Associate Professor Elihu Lubkin
	eli@uwm.edu Personal Home Page Telephone: (414) 229-4958 Room: 422

Elihu Lubkin is widely known for his early (1963) paper in which the earliest generalization of Dirac's magnetic monopole to other gauge fields (Yang-Mills, gravity), appears. This and a subsequent paper are among the first to describe the geometrical nature of Yang-Mills theory -- a theory built from a connection on a fiber bundle. Motivating much of Lubkin's work is the task of interpreting quantum mechanics, and it has led him to several roughly distinct lines of resarch. One, in some ways parallel to current work on decoherence, is a study of the entropy of an n-dimensional subsystem of a pure state. A second involves the Everett multi-world interpretation. Lubkin independently conceived a similar viewpoint, and a more recent version can be found in his condensed book, "Schrödinger's Cat" (International Journal of Theoretical Physics, 1979). Lubkin's strikingly original suggestion of an experiment based on the Necker cube may well be the forerunner of experimental attempts to detect a quantum component of consciousness. A third line of research involves an attack on superselection rules; an assault in progress couples quantum mechanics based on real and complex Hilbert spaces, to chip at the invisibility of a phase factor. 

Professor Lubkin has also been working on the extension of statistical mechanics to noncommuting observables. This has developed into a blend of thermodynamics and matrix mechanics, "physics without time". His solution -- entropy of erasure -- to "where the entropy of measurement goes when the outcome is known", may help in the ontology of physics. His extension of the tests of quantum mechanics ("extraneous tests, b-plexes"), parallel to the density-matrix extension of the wave function, dates from the 1970's.

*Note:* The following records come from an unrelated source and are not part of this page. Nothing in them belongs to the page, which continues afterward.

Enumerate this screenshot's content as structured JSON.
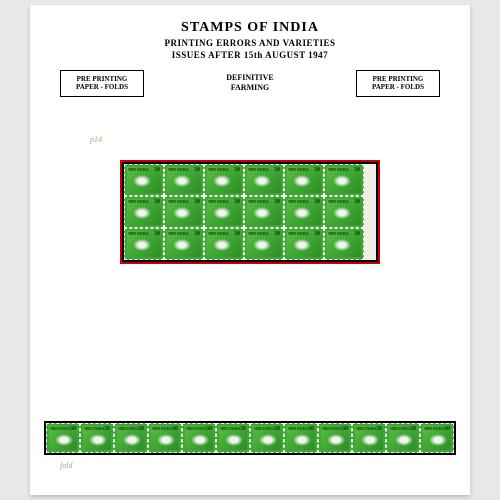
{
  "header": {
    "main_title": "STAMPS OF INDIA",
    "subtitle": "PRINTING ERRORS AND VARIETIES",
    "date_line": "ISSUES AFTER 15th AUGUST 1947"
  },
  "labels": {
    "left_box_line1": "PRE PRINTING",
    "left_box_line2": "PAPER - FOLDS",
    "right_box_line1": "PRE PRINTING",
    "right_box_line2": "PAPER - FOLDS",
    "center_line1": "DEFINITIVE",
    "center_line2": "FARMING"
  },
  "stamp": {
    "country": "भारत INDIA",
    "denomination": "30",
    "color": "#3fa835",
    "design": "farming/harvesting figure"
  },
  "block": {
    "rows": 3,
    "cols": 6,
    "mount_border_color": "#c40000",
    "has_right_selvage": true
  },
  "strip": {
    "count": 12,
    "mount_color": "#000000"
  },
  "notes": {
    "n1": "p14",
    "n2": "fold"
  },
  "page_bg": "#ffffff",
  "outer_bg": "#e8e8e8"
}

He is eager to form an ontological group, dealing with quantal theory of measurement. Lubkin's interest in thermodynamics includes a piece (1987) on self-adsorption and possible negative entropy, for fluid-fluid boundaries, and others (1993, 1997) on "heat without heat"': how quantum mechanics supports the second law of thermodynamics with a new kind of semipermeable membrane for isolating systems thermodynamically yet not mechanically.